Since it’s January, I wonder how different my life could be in January 2019, if I made one small change each month that stays with me for the entire year. I imagine a life of more joy and less stress.

I participated in an upgrade-your-life course with a wise coach many years ago and our first charge was to identify something that we tolerate and fix it, change it, make it better. She explained that this is a way to upgrade our lives immediately. I instantly knew that I had tolerated my dishwasher for years. Small particles of food always stuck to the cups and plates after the cycle was complete. Instead of doing something about it, I rinsed and scrubbed everything in hot water before putting them back into the cabinets. That week’s homework was to do something about it. Through my research, I removed and cleaned the filter, and I ordered a new one just in case. I committed to never unnecessarily scrubbing a dish after running it through the dishwasher again. I felt completely different after this experience--light and free. I realized that when my outer world is working, it helps my inner world as well. I became less stressed and agitated. Removing all the stuck-on food participles took time and energy, so instead I was then able to put that energy into other areas of my life--creative pursuits. A year later I published a vegetable cookbook. I love the idea of shifting energy reserves for the better. Where are we, right now, spending needless time and effort that can be used for relaxation, contemplation, creativity?

To start off 2018, I thought of what I tolerate daily. I decided to tackle the kitchen--both table and counters. Choosing only ONE usually-cluttered area of my home keeps me from feeling overwhelmed.
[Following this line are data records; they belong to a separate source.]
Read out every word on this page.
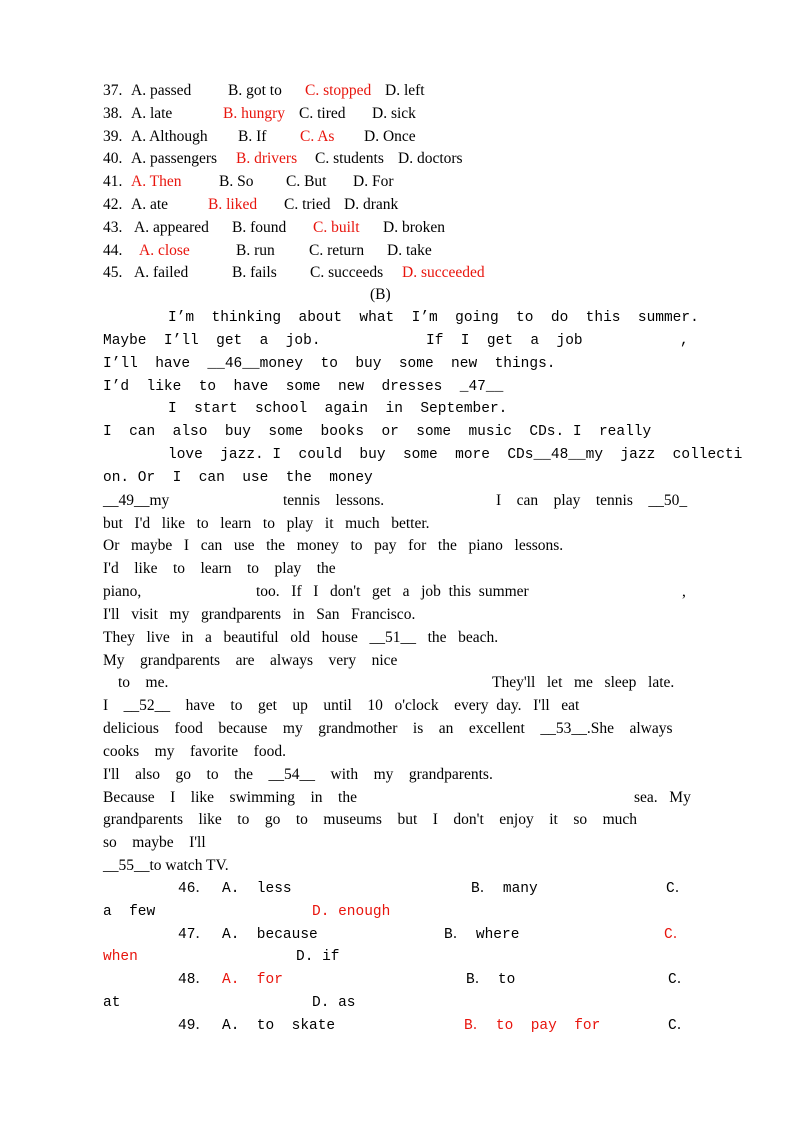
37. A. passed B. got to C. stopped D. left
38. A. late	B. hungry C. tired D. sick
39. A. Although B. If C. As D. Once
40. A. passengers B. drivers C. students D. doctors
41. A. Then B. So C. But D. For
42. A. ate	B. liked C. tried D. drank
43. A. appeared B. found C. built D. broken
44. A. close	B. run C. return D. take
45. A. failed	B. fails C. succeeds D. succeeded
(B)
I’m  thinking  about  what  I’m  going  to  do  this  summer.
Maybe  I’ll  get  a  job.	If  I  get  a  job	,
I’ll  have  __46__money  to  buy  some  new  things.
I’d  like  to  have  some  new  dresses  _47__
I  start  school  again  in  September.
I  can  also  buy  some  books  or  some  music  CDs. I  really
love  jazz. I  could  buy  some  more  CDs__48__my  jazz  collecti
on. Or  I  can  use  the  money
__49__my	tennis    lessons.	I    can    play    tennis    __50_
but   I'd   like   to   learn   to   play   it   much   better.
Or   maybe   I   can   use   the   money   to   pay   for   the   piano   lessons.
I'd    like    to    learn    to    play    the
piano,	too.   If   I   don't   get   a   job  this  summer	,
I'll   visit   my   grandparents   in   San   Francisco.
They   live   in   a   beautiful   old   house   __51__   the   beach.
My    grandparents    are    always    very    nice
to    me.	They'll   let   me   sleep   late.
I    __52__    have    to    get    up    until    10   o'clock    every  day.   I'll   eat
delicious    food    because    my    grandmother    is    an    excellent    __53__.She    always
cooks    my    favorite    food.
I'll    also    go    to    the    __54__    with    my    grandparents.
Because    I    like    swimming    in    the	sea.   My
grandparents    like    to    go    to    museums    but    I    don't    enjoy    it    so    much
so    maybe    I'll
__55__to watch TV.
46． A.  less	B． many	C．
a  few	D. enough
47． A.  because	B． where	C．
when	D. if
48． A.  for	B． to	C．
at	D. as
49． A.  to  skate	B． to  pay  for	C．
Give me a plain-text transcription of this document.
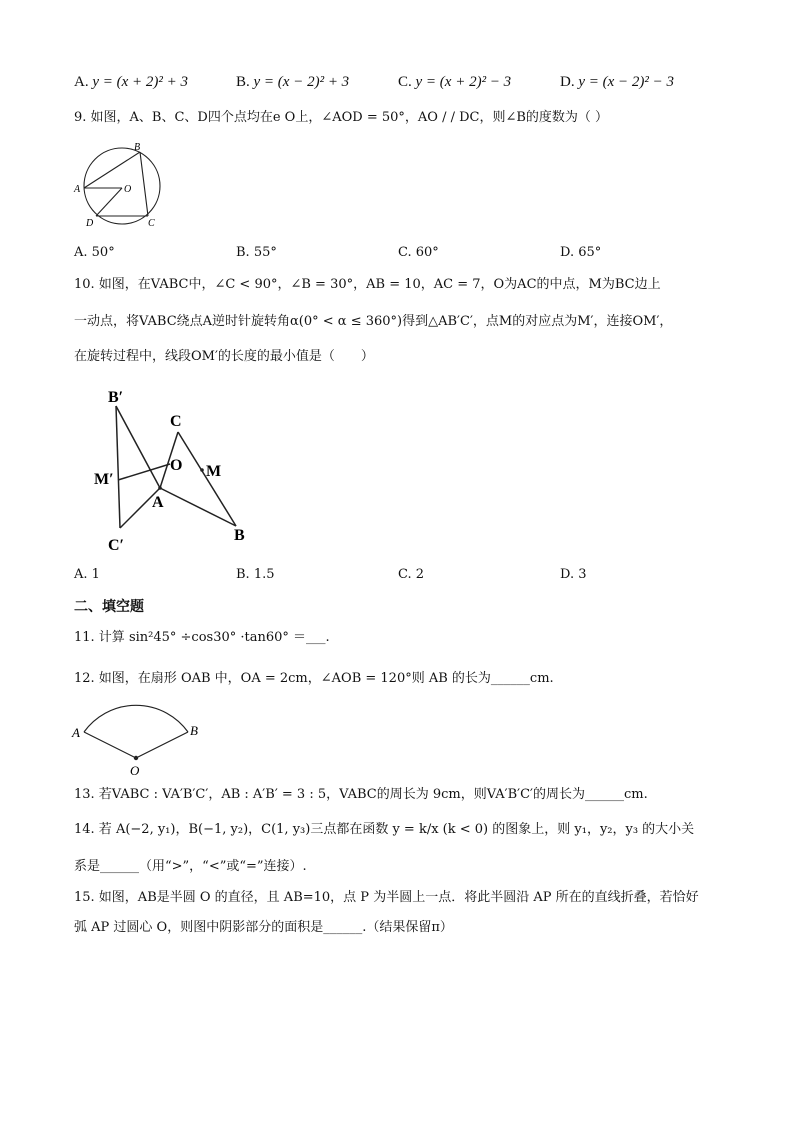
A. y = (x + 2)² + 3	B. y = (x − 2)² + 3	C. y = (x + 2)² − 3	D. y = (x − 2)² − 3
9. 如图，A、B、C、D四个点均在e O上，∠AOD = 50°，AO / / DC，则∠B的度数为（ ）
B
A	O
D	C
A. 50°	B. 55°	C. 60°	D. 65°
10. 如图，在VABC中，∠C < 90°，∠B = 30°，AB = 10，AC = 7，O为AC的中点，M为BC边上
一动点，将VABC绕点A逆时针旋转角α(0° < α ≤ 360°)得到△AB′C′，点M的对应点为M′，连接OM′，
在旋转过程中，线段OM′的长度的最小值是（　　）
B′
C
O M
M′
A
C′
B
A. 1	B. 1.5	C. 2	D. 3
二、填空题
11. 计算 sin²45° ÷cos30° ·tan60° ＝___.
12. 如图，在扇形 OAB 中，OA = 2cm，∠AOB = 120°则 AB 的长为______cm.
A	B
O
13. 若VABC : VA′B′C′，AB : A′B′ = 3 : 5，VABC的周长为 9cm，则VA′B′C′的周长为______cm.
14. 若 A(−2, y₁)，B(−1, y₂)，C(1, y₃)三点都在函数 y = k/x (k < 0) 的图象上，则 y₁，y₂，y₃ 的大小关
系是______（用“>”，“<”或“=”连接）.
15. 如图，AB是半圆 O 的直径，且 AB=10，点 P 为半圆上一点．将此半圆沿 AP 所在的直线折叠，若恰好
弧 AP 过圆心 O，则图中阴影部分的面积是______.（结果保留π）
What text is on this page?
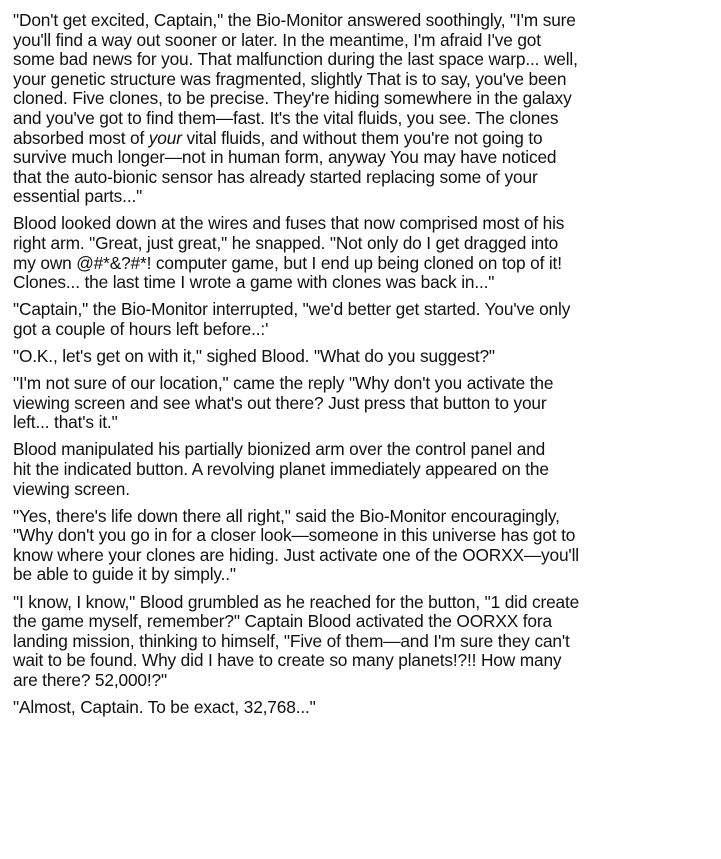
"Don't get excited, Captain," the Bio-Monitor answered soothingly, "I'm sure
you'll find a way out sooner or later. In the meantime, I'm afraid I've got
some bad news for you. That malfunction during the last space warp... well,
your genetic structure was fragmented, slightly That is to say, you've been
cloned. Five clones, to be precise. They're hiding somewhere in the galaxy
and you've got to find them—fast. It's the vital fluids, you see. The clones
absorbed most of your vital fluids, and without them you're not going to
survive much longer—not in human form, anyway You may have noticed
that the auto-bionic sensor has already started replacing some of your
essential parts..."

Blood looked down at the wires and fuses that now comprised most of his
right arm. "Great, just great," he snapped. "Not only do I get dragged into
my own @#*&?#*! computer game, but I end up being cloned on top of it!
Clones... the last time I wrote a game with clones was back in..."

"Captain," the Bio-Monitor interrupted, "we'd better get started. You've only
got a couple of hours left before..:'

"O.K., let's get on with it," sighed Blood. "What do you suggest?"

"I'm not sure of our location," came the reply "Why don't you activate the
viewing screen and see what's out there? Just press that button to your
left... that's it."

Blood manipulated his partially bionized arm over the control panel and
hit the indicated button. A revolving planet immediately appeared on the
viewing screen.

"Yes, there's life down there all right," said the Bio-Monitor encouragingly,
"Why don't you go in for a closer look—someone in this universe has got to
know where your clones are hiding. Just activate one of the OORXX—you'll
be able to guide it by simply.."

"I know, I know," Blood grumbled as he reached for the button, "1 did create
the game myself, remember?" Captain Blood activated the OORXX fora
landing mission, thinking to himself, "Five of them—and I'm sure they can't
wait to be found. Why did I have to create so many planets!?!! How many
are there? 52,000!?"

"Almost, Captain. To be exact, 32,768..."
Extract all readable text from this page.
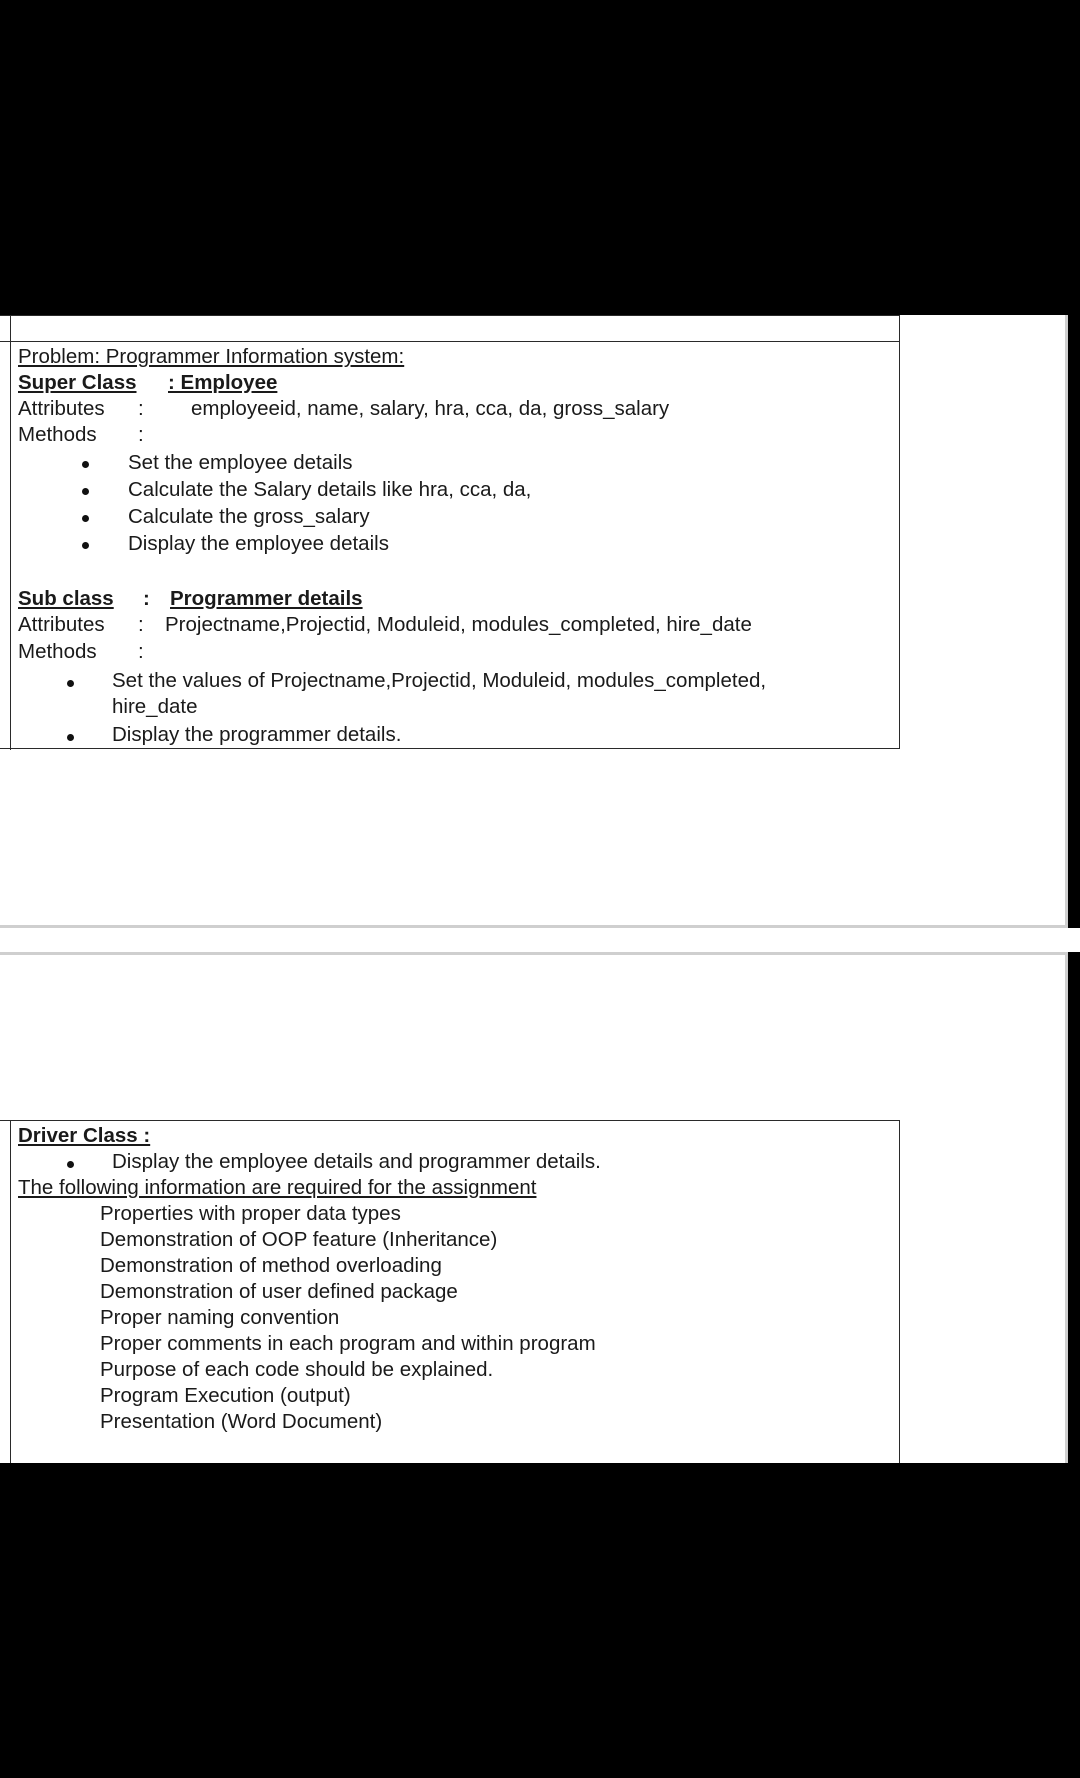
Problem: Programmer Information system:
Super Class : Employee
Attributes : employeeid, name, salary, hra, cca, da, gross_salary
Methods :
Set the employee details
Calculate the Salary details like hra, cca, da,
Calculate the gross_salary
Display the employee details
Sub class : Programmer details
Attributes : Projectname,Projectid, Moduleid, modules_completed, hire_date
Methods :
Set the values of Projectname,Projectid, Moduleid, modules_completed,
hire_date
Display the programmer details.
Driver Class :
Display the employee details and programmer details.
The following information are required for the assignment
Properties with proper data types
Demonstration of OOP feature (Inheritance)
Demonstration of method overloading
Demonstration of user defined package
Proper naming convention
Proper comments in each program and within program
Purpose of each code should be explained.
Program Execution (output)
Presentation (Word Document)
When both of these areas are clear, I feel calm. I want to give myself that feeling of serenity every day in 2018, so I committed to putting a simple system in place that will ensure that these areas are spacious and clean! In shifting this energy, I am sure that I will have more time to focus my attention on my priorities. Surprisingly, I also felt old blockages shift. As I released, I made room for the new.

The key to tackling the clutter is making sure that everything has a place and if it doesn’t it needs to go. My grandmother would hand me something and jokingly tell me to “file it under G”--the garbage. Equipped with a trash bag by my side, I quickly swept the area identifying what I could throw away or recycle. I recycled two spice jars and some catalogs. I also found places for tea, olive oil, and black pepper in the pantry. I consolidated the fruit into one basket that my son made at school. Finally, I committed to immediately opening every piece of mail as it arrives and keeping only what is absolutely needed. The important mail will be organized in a basket in another room, leaving the counters and table paper free.

Be kind with yourself throughout the process. Perhaps the counter will become messy again, and instead of getting stressed or angry, I hope I will treat myself like I would a good friend with a sense of humor and the grace to clear the mess again. The best part about life is that we are able to begin again each day, each hour, and in each breath. Knowing this gives me the courage to continue onward! That one space turned into the motivation to declutter bookshelves. Who knows where else it may lead?!